Beginnings
“We had no role models” - June Millington1
American feminists of the early 1970s built the women’s music movement to fulfill their need to express and see themselves outside of the confines of male-dominated and often misogynistic rock music. Recording contracts for female musicians were incredibly rare, and the presence of women in sound engineering, management, and production and distribution was practically unheard of.
Fanny was one of the few female rock bands with a recording contract, and the first to release an album on a major label (Warner Brothers). June Millington (who remains famous in Women's Music as both artist and producer) and her sister Jean Millington founded the band and were joined by Alice de Buhr and Nickey Barclay. They were a self-sustaining band and earned critical and commercial popularity in the United States and Europe.2 The group formed in 1969, but broke up in 1975. Unlike many other women’s music groups of the era, they rejected ultra-feminine styles and expectations and instead emphasized their musical talent. Fanny inspired women across the country to pick up a guitar or some drumsticks and make their own music.
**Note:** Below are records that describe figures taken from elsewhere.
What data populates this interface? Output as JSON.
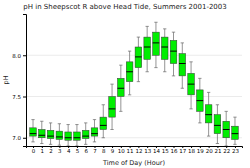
{
  "chart_data": {
    "type": "box",
    "title": "pH in Sheepscot R above Head Tide, Summers 2001-2003",
    "xlabel": "Time of Day (Hour)",
    "ylabel": "pH",
    "x": [
      0,
      1,
      2,
      3,
      4,
      5,
      6,
      7,
      8,
      9,
      10,
      11,
      12,
      13,
      14,
      15,
      16,
      17,
      18,
      19,
      20,
      21,
      22,
      23
    ],
    "median": [
      7.05,
      7.03,
      7.02,
      7.01,
      7.0,
      7.0,
      7.02,
      7.05,
      7.15,
      7.35,
      7.6,
      7.8,
      7.98,
      8.1,
      8.15,
      8.1,
      8.05,
      7.9,
      7.65,
      7.45,
      7.28,
      7.15,
      7.1,
      7.05
    ],
    "q1": [
      7.02,
      7.0,
      6.99,
      6.98,
      6.97,
      6.97,
      6.99,
      7.02,
      7.1,
      7.25,
      7.5,
      7.68,
      7.85,
      7.95,
      8.0,
      7.95,
      7.9,
      7.75,
      7.52,
      7.32,
      7.18,
      7.05,
      7.0,
      6.98
    ],
    "q3": [
      7.12,
      7.1,
      7.09,
      7.08,
      7.07,
      7.07,
      7.09,
      7.12,
      7.25,
      7.5,
      7.72,
      7.92,
      8.1,
      8.22,
      8.28,
      8.22,
      8.18,
      8.02,
      7.78,
      7.58,
      7.4,
      7.28,
      7.2,
      7.14
    ],
    "whislo": [
      6.95,
      6.93,
      6.92,
      6.91,
      6.9,
      6.9,
      6.92,
      6.95,
      7.0,
      7.1,
      7.32,
      7.52,
      7.68,
      7.8,
      7.85,
      7.8,
      7.75,
      7.6,
      7.35,
      7.18,
      7.02,
      6.93,
      6.9,
      6.92
    ],
    "whishi": [
      7.22,
      7.2,
      7.18,
      7.17,
      7.16,
      7.16,
      7.18,
      7.22,
      7.4,
      7.65,
      7.88,
      8.05,
      8.22,
      8.35,
      8.4,
      8.32,
      8.28,
      8.15,
      7.92,
      7.72,
      7.55,
      7.4,
      7.32,
      7.25
    ],
    "color": "#00ee00",
    "xlim": [
      -0.8,
      23.8
    ],
    "xticks": [
      0,
      1,
      2,
      3,
      4,
      5,
      6,
      7,
      8,
      9,
      10,
      11,
      12,
      13,
      14,
      15,
      16,
      17,
      18,
      19,
      20,
      21,
      22,
      23
    ],
    "ylim": [
      6.9,
      8.5
    ],
    "yticks": [
      {
        "value": 7.0,
        "label": "7.0"
      },
      7.5,
      {
        "value": 8.0,
        "label": "8.0"
      }
    ],
    "grid": true
  }
}
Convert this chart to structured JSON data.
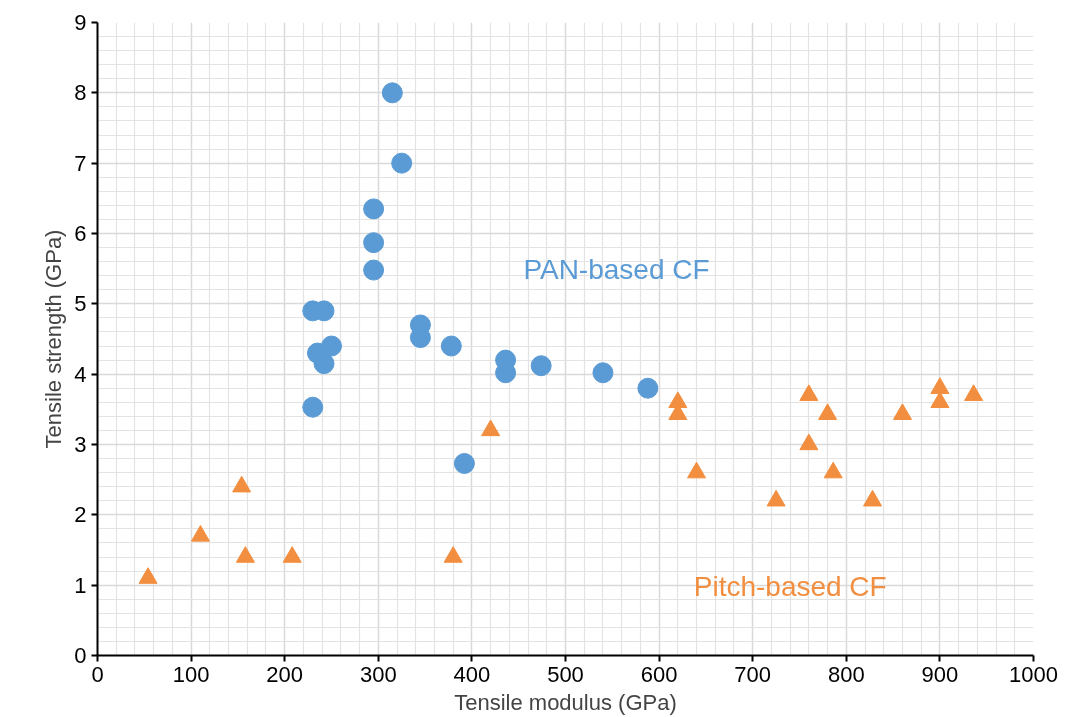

In 1970, Naomi Weisstein founded the Chicago Women’s Liberation Rock Band, an arm of the Chicago Women’s Liberation Union (CWLU), in response to the misogyny of male rock music.3 The band’s music envisioned a utopian world without hierarchy and oppression, fueled by CWLU’s principles of socialist feminism, service and direct action. They were defiantly political, interactive with their audiences, and a symbol of feminist power.4 Their first big release was the LP Mountain Moving Day, produced with the New Haven Women’s Liberation Rock Band in 1972, which featured anthems like “Mountain Moving Day,” “Sister Witch,” and “Abortion Song.” The same year, Jewish lesbian Maxine Feldman released her iconic single “Angry Atthis.” Feldmen described the detrimental emotional impact of the closet and asserted that she was “no longer afraid of being who I am.” Feldman's music still resonates with women today. In 2005 lesbian rhythm and blues artist Nedra Johnson recorded her own version of Amazon in honor of Feldman.5
In 1973 the growing women’s music movement coalesced, with the release of Alix Dobkin’s LP Lavender Jane Loves Women, the first performance of Sweet Honey in the Rock at Howard University, and the founding of Olivia Records in Washington D.C. Olivia was born from the Washington D.C based lesbian separatist Furies collective. Charlotte Bunch, Joan Biren, Rita Mae Brown, Meg Christian and Ginny Berson dared to create, produce and engineer their own music. They intended to “provide large numbers of women with access to the recording industry” because they believed “that women must become as independent as possible from the male-supremacist economic system, and in order to do that we must provide jobs for each other at living wages.” 6
Thus began a movement that fought oppression by creating economic stability, and empowering women to grow spiritually and creatively in a patriarchal, homophobic, and racist society.
[1] Dee Mosbacher, Radical Harmonies, Documentary, 2002.
[2] Dee Mosbacher, Radical Harmonies, Documentary, 2002.
[3] Bonnie Morris, “‘Anyone Can Be a Lesbian’ The Women’s Music Audience and Lesbian Politics,” Journal of Lesbian Studies 5:4, 95.
[4] Dee Mosbacher, Radical Harmonies, Documentary, 2002.
[5] Maxine Feldman, “Angry Atthis,” recorded 1972, Harrison and Tyler Productions. Hayes, Eileen M. (February 26, 2010). Songs in Black and Lavender: Race, Sexual Politics, and Women's Music. Illinois: University of Illinois Press. p. 114. ISBN 978-0252035142.
[5] Maxine Feldman, “Angry Atthis,” recorded 1972, Harrison and Tyler Productions. Hayes, Eileen M. (February 26, 2010). Songs in Black and Lavender: Race, Sexual Politics, and Women's Music. Illinois: University of Illinois Press. p. 114. ISBN 978-0252035142.